Quelques échanges téléphoniques plus tard, on part dès vendredi, une habitude ces derniers temps. Nouveauté, mais de taille, on emprunte l'avion, oui, messieurs dames, l'avion, un moyen de transport comme un autre.Rendez vous est donc fixé à Orly, l'autre bout de la capitale, déjà dans le sud. 12h00, devant le guichet des départs, et comme par hasard, le timing est presque parfait puisque l'on se retrouve assez vite.
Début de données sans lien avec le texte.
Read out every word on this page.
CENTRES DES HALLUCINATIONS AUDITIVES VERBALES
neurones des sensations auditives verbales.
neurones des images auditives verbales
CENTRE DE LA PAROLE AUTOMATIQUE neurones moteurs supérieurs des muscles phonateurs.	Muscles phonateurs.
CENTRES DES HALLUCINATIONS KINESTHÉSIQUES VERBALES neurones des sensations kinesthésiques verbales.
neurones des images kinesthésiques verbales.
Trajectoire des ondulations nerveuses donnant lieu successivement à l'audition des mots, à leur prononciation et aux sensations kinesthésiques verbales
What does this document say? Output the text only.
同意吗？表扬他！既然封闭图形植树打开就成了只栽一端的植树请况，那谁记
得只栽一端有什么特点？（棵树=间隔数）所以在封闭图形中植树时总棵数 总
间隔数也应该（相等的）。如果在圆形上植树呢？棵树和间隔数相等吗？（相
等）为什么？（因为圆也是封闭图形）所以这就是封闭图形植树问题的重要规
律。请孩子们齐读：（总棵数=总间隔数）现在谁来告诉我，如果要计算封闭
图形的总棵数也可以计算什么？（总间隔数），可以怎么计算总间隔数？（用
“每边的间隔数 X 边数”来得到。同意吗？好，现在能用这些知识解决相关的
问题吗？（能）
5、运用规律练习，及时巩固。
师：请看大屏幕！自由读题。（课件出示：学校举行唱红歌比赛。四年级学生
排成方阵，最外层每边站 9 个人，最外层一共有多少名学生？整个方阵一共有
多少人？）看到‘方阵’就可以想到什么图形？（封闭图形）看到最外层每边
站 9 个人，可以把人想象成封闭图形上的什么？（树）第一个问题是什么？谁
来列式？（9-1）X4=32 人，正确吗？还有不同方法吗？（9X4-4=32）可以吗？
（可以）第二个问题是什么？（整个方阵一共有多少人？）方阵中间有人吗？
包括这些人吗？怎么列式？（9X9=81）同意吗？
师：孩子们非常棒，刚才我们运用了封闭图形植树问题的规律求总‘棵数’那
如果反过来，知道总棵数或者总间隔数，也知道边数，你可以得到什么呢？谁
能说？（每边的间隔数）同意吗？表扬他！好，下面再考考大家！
A peine le temps de récupérer nos billets et d atteindre l embarquement, que le terminal informatique a la drôle d idée de tomber en panne, histoire de 5 minutes dixit l hôtesse, oui, c'est plutôt trente minutes que cela va durer, la poisse dès le début, quand soudain, un chinois passe, on blague sur leur faculté à résoudre les soucis liés aux PC, informaticien dans l âme et comme par hasard, le problème est résolu. On peut embarquer dans l'avion direction Bordeaux, via les Landes, via Toulouse pour assister à un match. Court séjour car le travail n'attend pas et dès dimanche on recommence une semaine de labeur. L'avion décolle, sans attendre son reste et la carcasse s'envole pour une 50taine de minutes de vol. C'est rapide tout simplement, juste le temps de fermer les yeux et de prendre une collation honteuse, qui ne rassasierait même pas un SDF affamé. Le voyage se passe bien et une discussion honnête et simple avec un bordelais (un ultras) corrobore les dires de Mr O, Bordeaux-PSG était un match arrangé. 150 ans de football, c est trop facile à griller.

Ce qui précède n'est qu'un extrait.